Jack’s list of scenes he didn’t expect to get filmed extends to one where he ‘teabags’ (only Google it if you’re feeling brave) a swan.

He said: “That was another one that was surprising we were able to do it.

“The swan that we used was actually the swan from Hot Fuzz, which meant that at the time of filming the swan had more film credits than I did.

“It was good, I guess, because it was very professional. He knew what he was doing.”

Jack grew up in Putney – he joked about the article as we sat down to chat, “it’s going to be going through my parents’ door, so be f*****g careful” – but was schooled at Dragon School in Oxford and Marlborough College as well as Harrodian.

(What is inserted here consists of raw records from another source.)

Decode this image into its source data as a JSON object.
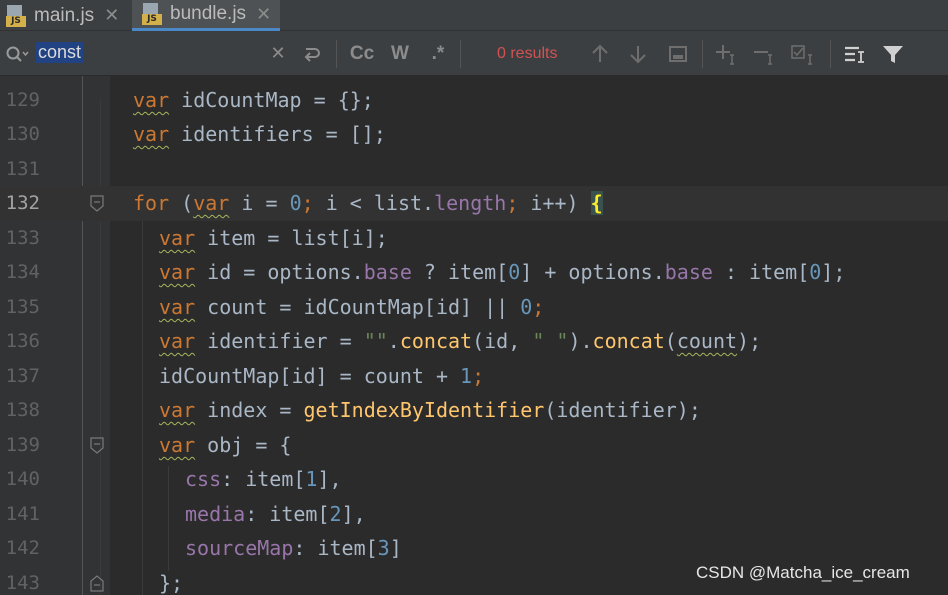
{
  "tabs": [
    {
      "label": "main.js",
      "icon": "js-file-icon",
      "badge": "JS",
      "active": false
    },
    {
      "label": "bundle.js",
      "icon": "js-file-icon",
      "badge": "JS",
      "active": true
    }
  ],
  "search": {
    "query": "const",
    "results_label": "0 results",
    "match_case_label": "Cc",
    "whole_words_label": "W",
    "regex_label": ".*"
  },
  "colors": {
    "background": "#2b2b2b",
    "keyword": "#cc7832",
    "number": "#6897bb",
    "property": "#9876aa",
    "function": "#ffc66d",
    "string": "#6a8759",
    "error": "#d25252"
  },
  "code_lines": [
    {
      "num": "129",
      "current": false,
      "fold": false
    },
    {
      "num": "130",
      "current": false,
      "fold": false
    },
    {
      "num": "131",
      "current": false,
      "fold": false
    },
    {
      "num": "132",
      "current": true,
      "fold": true
    },
    {
      "num": "133",
      "current": false,
      "fold": false
    },
    {
      "num": "134",
      "current": false,
      "fold": false
    },
    {
      "num": "135",
      "current": false,
      "fold": false
    },
    {
      "num": "136",
      "current": false,
      "fold": false
    },
    {
      "num": "137",
      "current": false,
      "fold": false
    },
    {
      "num": "138",
      "current": false,
      "fold": false
    },
    {
      "num": "139",
      "current": false,
      "fold": true
    },
    {
      "num": "140",
      "current": false,
      "fold": false
    },
    {
      "num": "141",
      "current": false,
      "fold": false
    },
    {
      "num": "142",
      "current": false,
      "fold": false
    },
    {
      "num": "143",
      "current": false,
      "fold": true
    }
  ],
  "code": {
    "l129": [
      "var",
      " idCountMap = {};"
    ],
    "l130": [
      "var",
      " identifiers = [];"
    ],
    "l132": [
      "for",
      " (",
      "var",
      " i = ",
      "0",
      "; i < list.",
      "length",
      "; i++) ",
      "{"
    ],
    "l133": [
      "var",
      " item = list[i];"
    ],
    "l134": [
      "var",
      " id = options.",
      "base",
      " ? item[",
      "0",
      "] + options.",
      "base",
      " : item[",
      "0",
      "];"
    ],
    "l135": [
      "var",
      " count = idCountMap[id] || ",
      "0",
      ";"
    ],
    "l136": [
      "var",
      " identifier = ",
      "\"\"",
      ".",
      "concat",
      "(id, ",
      "\" \"",
      ").",
      "concat",
      "(",
      "count",
      ");"
    ],
    "l137": [
      "idCountMap[id] = count + ",
      "1",
      ";"
    ],
    "l138": [
      "var",
      " index = ",
      "getIndexByIdentifier",
      "(identifier);"
    ],
    "l139": [
      "var",
      " obj = {"
    ],
    "l140": [
      "css",
      ": item[",
      "1",
      "],"
    ],
    "l141": [
      "media",
      ": item[",
      "2",
      "],"
    ],
    "l142": [
      "sourceMap",
      ": item[",
      "3",
      "]"
    ],
    "l143": [
      "};"
    ]
  },
  "watermark": "CSDN @Matcha_ice_cream"
}
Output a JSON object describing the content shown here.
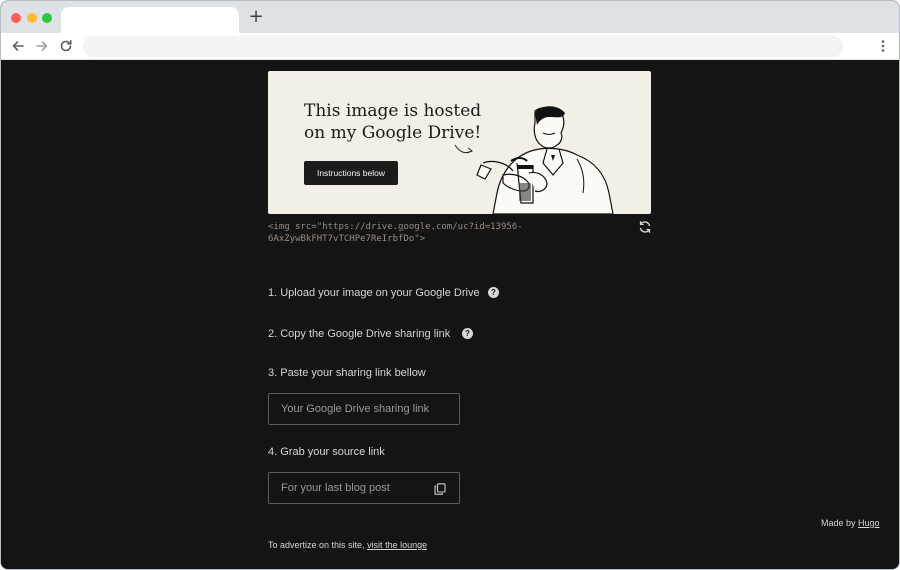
{
  "browser": {
    "icons": {
      "back": "arrow-left-icon",
      "forward": "arrow-right-icon",
      "reload": "reload-icon",
      "menu": "vertical-dots-icon",
      "new_tab": "+"
    },
    "traffic_light_colors": [
      "#ff5f57",
      "#febc2e",
      "#28c840"
    ]
  },
  "hero": {
    "title": "This image is hosted on my Google Drive!",
    "button_label": "Instructions below"
  },
  "snippet": {
    "line1": "<img src=\"https://drive.google.com/uc?id=13956-",
    "line2": "6AxZywBkFHT7vTCHPe7ReIrbfDo\">"
  },
  "steps": {
    "step1": "1. Upload your image on your Google Drive",
    "step2": "2. Copy the Google Drive sharing link",
    "step3": "3. Paste your sharing link bellow",
    "step4": "4. Grab your source link",
    "help_glyph": "?"
  },
  "inputs": {
    "share_placeholder": "Your Google Drive sharing link",
    "source_placeholder": "For your last blog post"
  },
  "footer": {
    "made_by_prefix": "Made by ",
    "made_by_link": "Hugo",
    "advert_prefix": "To advertize on this site, ",
    "advert_link": "visit the lounge"
  },
  "colors": {
    "page_background": "#141414",
    "hero_background": "#f1efe6",
    "text": "#d6d6d6"
  }
}
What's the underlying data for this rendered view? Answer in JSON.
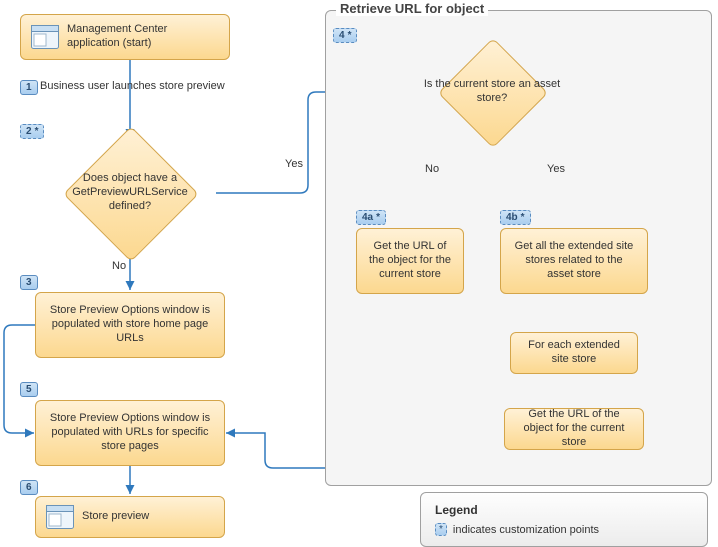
{
  "diagram": {
    "panel_title": "Retrieve URL for object",
    "nodes": {
      "start": "Management Center application (start)",
      "decision2": "Does object have a GetPreviewURLService defined?",
      "step3": "Store Preview Options window is populated with store home page URLs",
      "decision4": "Is the current store an asset store?",
      "step4a": "Get the URL of the object for the current store",
      "step4b": "Get all the extended site stores related to the asset store",
      "step4b_loop": "For each extended site store",
      "step4b_get": "Get the URL of the object for the current store",
      "step5": "Store Preview Options window is populated with URLs for specific store pages",
      "step6": "Store preview"
    },
    "badges": {
      "b1": "1",
      "b2": "2",
      "b3": "3",
      "b4": "4",
      "b4a": "4a",
      "b4b": "4b",
      "b5": "5",
      "b6": "6"
    },
    "edges": {
      "e1": "Business user launches store preview",
      "yes": "Yes",
      "no": "No"
    },
    "legend": {
      "title": "Legend",
      "star": "*",
      "text": "indicates customization points"
    }
  }
}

In the movie, his class goes on a riotous school trip. Jack’s own educational outings weren’t nearly so exciting.

“My school trips were always so lame, so feeble, that nothing ever happened,” he said.

“You always go to a castle. You hear about all of these exciting things that happened at the castle but they were always so long ago. Castles have very much had their day.

“We thought it would be fun for them to go to a castle and for some actual stuff to happen. They go to a castle in Cornwall and it ends up being laid siege to by a group of Cornish terrorists.”